Viktor Orban said on Friday the impact of the European Union’s plan to ban imports of Russian oil would be like a “nuclear bomb” being dropped on Hungary’s economy.

The Hungarian prime minister also accused Ursula von der Leyen, the European Commission president, of breaking apart EU unity with her proposed ban on Russian oil.

“The European Commission president, intentionally or unintentionally, has attacked the European unity that had been worked out,” he told state broadcaster Kossuth Radio.

"From the first moment we made clear that there will be a red line, that is the energy embargo, they have crossed this red line."

Under the Commission's proposals for a sixth round of economic sanctions against Moscow, EU countries would phase out supplies of crude oil within six months and refined products by the end of the year.

Ursula von der Leyen has proposed a sixth round of economic sanctions against Moscow - ALBERT GEA
Ursula von der Leyen has proposed a sixth round of economic sanctions against Moscow - ALBERT GEA

Landlocked Hungary, Slovakia and the Czech Republic have been offered a longer transition period, until the end of 2023, because of their reliance on deliveries of Russian oil via pipelines.

“The proposal on the table now creates a Hungarian problem, and there is no plan to solve it," Mr Orban added, proposing a five-year transition period to readjust his country's supplies.

European sources said they had hoped for a deal on the sanctions by Friday morning but talks are now expected to run into the weekend.

Backlash from EU member states

An agreement has proved hard to reach because a number of proposals face significant opposition from EU member states.

The Commission is proposing a ban on European ships transporting Russian oil and petroleum to any part of the world.

Greece has called for a carve-out from this sanction because it does not want to stop making money from its fleet of tankers.

In private talks, Athens argued if it halted its lucrative oil-shipping business, non-EU countries would quickly step in to transport Russian oil and petrol to the likes of India and China.

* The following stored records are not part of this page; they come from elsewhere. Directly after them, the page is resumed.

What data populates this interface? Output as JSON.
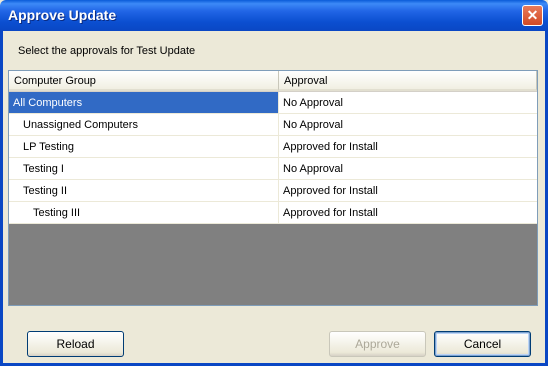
{
  "window": {
    "title": "Approve Update",
    "close_glyph": "✕"
  },
  "prompt": "Select the approvals for Test Update",
  "grid": {
    "columns": [
      "Computer Group",
      "Approval"
    ],
    "rows": [
      {
        "name": "All Computers",
        "approval": "No Approval",
        "level": 0,
        "selected": true
      },
      {
        "name": "Unassigned Computers",
        "approval": "No Approval",
        "level": 1,
        "selected": false
      },
      {
        "name": "LP Testing",
        "approval": "Approved for Install",
        "level": 1,
        "selected": false
      },
      {
        "name": "Testing I",
        "approval": "No Approval",
        "level": 1,
        "selected": false
      },
      {
        "name": "Testing II",
        "approval": "Approved for Install",
        "level": 1,
        "selected": false
      },
      {
        "name": "Testing III",
        "approval": "Approved for Install",
        "level": 2,
        "selected": false
      }
    ]
  },
  "buttons": {
    "reload": "Reload",
    "approve": "Approve",
    "cancel": "Cancel",
    "approve_enabled": false
  }
}
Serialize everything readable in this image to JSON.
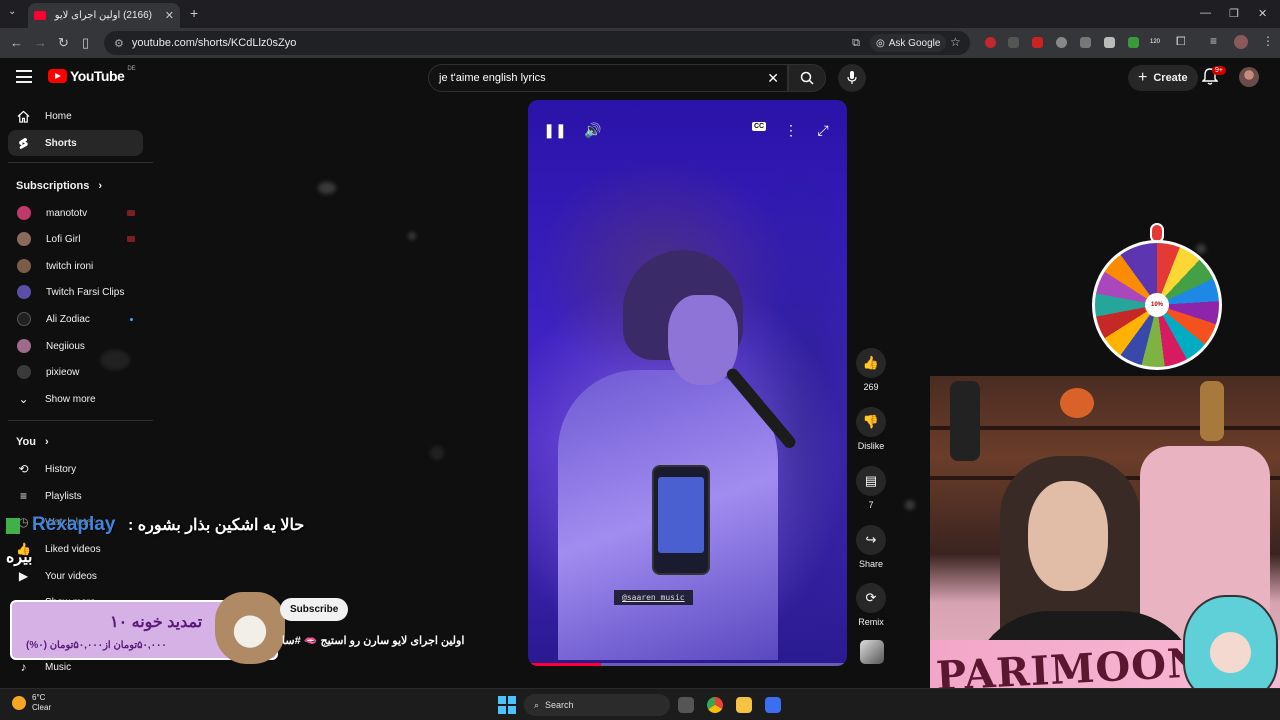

Diplomats said an exemption from this element would undermine the sanctions, which are aimed at reducing the number of tankers available to Russia.

Other countries, including Cyprus, raised questions over a proposed ban on providing corporate services, such as accountancy, to Russians.

And Hungary also opposed sanctions targeting religious figures after Patriarch Kirill, the head of the Russian Orthodox Church and an ardent supporter of Vladimir Putin, was included on a draft list.

Responding to the criticism a European Commission spokesman said: "Sanctions are a sophisticated tool that we've always said are to ensure we can inflict maximum pain on the Kremlin and the ability to finance its war machine, while at the same time minimising the impact on the EU."

Exports of fossil fuels are one of Russia's main revenue sources. Germany alone imported €84 billion worth of oil from Russia since Moscow's illegal annexation of Crimea in 2014, according to an EU analysis seen by the Telegraph.

The sixth package of penalties would also see Sberbank, Russia's largest bank, disconnected from the SWIFT international payment system, Mrs von der Leyen announced earlier this week.

Credit Bank of Moscow and the Russian Agricultural Bank would also be cut off from Swift, according to the draft proposals.